Uğurlu, ciddi anlamda zarar gördüğünü ve psikolojisinin de bozulduğunu dile getirerek, yaşadıklarını anlattı:
"Vücudunun her yeri ağrıyor, ateşler içinde kalıyorsun, nefes almakta zorluk çekiyorsun. Sağ olsun emektar sağlık çalışanlarımız eve geldi, ilaç ve iğne tedavisine başladık. İlaçları kullandıkça kendime gelmeye başladım.
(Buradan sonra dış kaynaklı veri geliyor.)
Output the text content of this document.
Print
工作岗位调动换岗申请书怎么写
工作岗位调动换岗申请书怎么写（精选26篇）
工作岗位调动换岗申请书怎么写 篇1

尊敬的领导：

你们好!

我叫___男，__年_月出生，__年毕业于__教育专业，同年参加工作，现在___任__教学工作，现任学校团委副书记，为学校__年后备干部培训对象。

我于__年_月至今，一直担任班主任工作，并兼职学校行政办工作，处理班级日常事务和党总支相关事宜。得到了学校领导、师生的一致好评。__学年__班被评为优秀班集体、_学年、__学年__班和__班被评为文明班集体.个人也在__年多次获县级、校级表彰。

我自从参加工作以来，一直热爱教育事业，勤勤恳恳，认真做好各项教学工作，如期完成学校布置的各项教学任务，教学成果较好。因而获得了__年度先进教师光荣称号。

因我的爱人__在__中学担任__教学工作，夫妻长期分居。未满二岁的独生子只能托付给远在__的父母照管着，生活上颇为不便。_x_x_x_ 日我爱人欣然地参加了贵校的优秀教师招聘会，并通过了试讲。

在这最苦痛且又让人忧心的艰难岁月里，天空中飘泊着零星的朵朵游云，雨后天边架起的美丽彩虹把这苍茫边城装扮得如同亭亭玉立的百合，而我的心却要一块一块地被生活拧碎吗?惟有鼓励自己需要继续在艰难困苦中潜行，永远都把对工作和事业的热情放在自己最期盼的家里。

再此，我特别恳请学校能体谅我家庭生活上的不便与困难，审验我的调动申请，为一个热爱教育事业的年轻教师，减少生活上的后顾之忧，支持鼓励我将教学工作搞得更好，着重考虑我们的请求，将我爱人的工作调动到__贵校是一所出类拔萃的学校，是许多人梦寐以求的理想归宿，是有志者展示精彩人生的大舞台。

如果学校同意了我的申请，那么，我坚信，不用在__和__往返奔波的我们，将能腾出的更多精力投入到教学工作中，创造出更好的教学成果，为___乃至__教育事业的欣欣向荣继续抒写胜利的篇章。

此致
Bu esnada kendime dikkat ettim, maskemizi taktık, 14 gün karantina kaldık. Bu süre zarfında çiftlik evinde kaldım, dışarı çıkıp temiz hava alıyorduk, bunun bana çok faydası oldu. Hızlı bir şekilde atlattık. Allah ölenlere rahmet eylesin, hastalarımızın da yardımcısı olsun."
"Bu hastalık, hafife alınacak bir konu değil"
Tedavi sürecinde ailesi ve çocuklarının gözünün önüne geldiğini aktaran Uğurlu, koronavirüsün Türkiye ve dünyanın başına bela olduğunu belirtti.
Uğurlu, maske, mesafe ve hijyen kurallarına dikkat ederek koronavirüsün defedileceğine inandığının altını çizerek, şöyle devam etti:
"Bu hastalık, hafife alınacak bir konu değil. Bir koronavirüslü maske takmazsa, bu hastalığı birine bulaştırırsa karşıdaki insan 15-20 gün içinde ölecek. Lütfen hepimiz maske, mesafe ve hijyen kurallarına uyalım. Herkes dikkatli olursa kurallara uyarsa hızlı şekilde bu hastalığın ülkemizden de dünyadan da çıkacağına inanıyorum. En önemli şey mesafe, maske ve hijyen, mümkünse evde kalmamız lazım."